BUNDESLIGA

1. FC Union: Aufstieg hat teures Nachspiel - 56.800 Euro

DFB verhängt erhebliche Strafe gegen 1. FC Union wegen Pyrotechnik und einer Feuerwerksrakete in den Gäste-Block.

Nach dem erfolgreichen Aufstieg des 1. FC Union gegen den VfB Stuttgart stürmten tausende Fans das Spielfeld im Stadion an der Alten Försterei

Nach dem erfolgreichen Aufstieg des 1. FC Union gegen den VfB Stuttgart stürmten tausende Fans das Spielfeld im Stadion an der Alten Försterei

Foto: Andreas Gora / dpa

Ein teures Nachspiel hat das Relegationsrückspiel für den 1. FC Union. Sportlich hat sich der damalige Zweitligist mit dem 0:0 gegen den VfB Stuttgart durchgesetzt (Hinspiel: 2:2).

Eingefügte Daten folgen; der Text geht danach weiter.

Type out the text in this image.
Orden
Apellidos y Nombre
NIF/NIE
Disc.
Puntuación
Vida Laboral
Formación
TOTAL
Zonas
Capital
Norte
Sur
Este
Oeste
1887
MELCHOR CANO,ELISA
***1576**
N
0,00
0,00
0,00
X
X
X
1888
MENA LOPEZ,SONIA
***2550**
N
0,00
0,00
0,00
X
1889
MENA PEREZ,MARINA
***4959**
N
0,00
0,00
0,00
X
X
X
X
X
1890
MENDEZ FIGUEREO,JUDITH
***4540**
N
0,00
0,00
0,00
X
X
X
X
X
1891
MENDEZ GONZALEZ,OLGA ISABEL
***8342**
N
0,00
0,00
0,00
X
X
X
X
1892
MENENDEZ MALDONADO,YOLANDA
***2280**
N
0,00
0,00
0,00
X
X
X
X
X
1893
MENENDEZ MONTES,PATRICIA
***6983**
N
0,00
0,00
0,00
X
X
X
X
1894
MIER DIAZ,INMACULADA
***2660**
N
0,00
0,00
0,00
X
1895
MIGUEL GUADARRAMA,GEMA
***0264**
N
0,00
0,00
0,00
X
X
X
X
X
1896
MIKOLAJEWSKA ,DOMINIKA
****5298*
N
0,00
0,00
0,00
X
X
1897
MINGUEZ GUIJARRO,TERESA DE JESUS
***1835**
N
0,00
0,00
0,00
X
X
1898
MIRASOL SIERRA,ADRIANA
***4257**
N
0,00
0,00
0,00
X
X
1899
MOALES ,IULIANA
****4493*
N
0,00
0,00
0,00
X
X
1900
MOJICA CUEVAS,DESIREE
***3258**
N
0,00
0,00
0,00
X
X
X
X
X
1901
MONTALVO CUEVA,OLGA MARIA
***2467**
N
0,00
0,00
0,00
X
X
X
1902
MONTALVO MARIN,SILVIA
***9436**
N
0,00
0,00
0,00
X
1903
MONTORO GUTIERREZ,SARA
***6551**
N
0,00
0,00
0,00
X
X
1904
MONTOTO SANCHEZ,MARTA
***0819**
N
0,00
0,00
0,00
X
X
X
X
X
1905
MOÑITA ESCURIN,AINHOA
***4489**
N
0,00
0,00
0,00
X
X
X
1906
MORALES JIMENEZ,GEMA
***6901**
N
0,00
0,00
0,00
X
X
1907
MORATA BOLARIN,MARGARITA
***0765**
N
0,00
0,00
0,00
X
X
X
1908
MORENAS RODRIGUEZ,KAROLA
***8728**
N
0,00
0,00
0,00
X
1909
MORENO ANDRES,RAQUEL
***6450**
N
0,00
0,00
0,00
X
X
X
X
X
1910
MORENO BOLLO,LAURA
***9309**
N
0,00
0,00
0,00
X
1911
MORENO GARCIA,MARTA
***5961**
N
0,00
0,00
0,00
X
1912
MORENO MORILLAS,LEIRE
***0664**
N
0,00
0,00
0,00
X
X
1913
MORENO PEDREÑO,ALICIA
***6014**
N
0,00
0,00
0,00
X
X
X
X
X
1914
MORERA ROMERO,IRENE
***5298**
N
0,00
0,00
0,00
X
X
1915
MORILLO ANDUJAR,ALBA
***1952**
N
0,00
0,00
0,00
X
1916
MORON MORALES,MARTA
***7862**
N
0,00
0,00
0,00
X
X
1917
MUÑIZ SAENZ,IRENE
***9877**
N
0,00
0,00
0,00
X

Doch das Sportgericht des Deutschen Fußball-Bundes (DFB) hat den 1. FC Union im Einzelrichterverfahren nach Anklageerhebung durch den DFB-Kontrollausschuss wegen zwei Fällen von unsportlichem Verhaltens seiner Anhänger mit einer Geldstrafe von 56.800 Euro belegt.

Hierbei dürfte es sich um die höchste bisher von DFB gegen Union verhängte Strafe handeln. Beim Bundesliga-Aufsteiger schien man sich lustig zu machen über den offiziellen Vorgang. „Für den Aufstieg in die Bundesliga musst Du eben einiges investieren“ hieß auf dem offiziellen Twitter-Account von Union, versehen mit einem Smiley mit herausgestreckter Zunge.

Bis zu 19.000 Euro davon kann der Verein für sicherheitstechnische, infrastrukturelle und gewaltpräventive Maßnahmen verwenden, was dem DFB bis zum 31. Dezember 2019 nachzuweisen wäre.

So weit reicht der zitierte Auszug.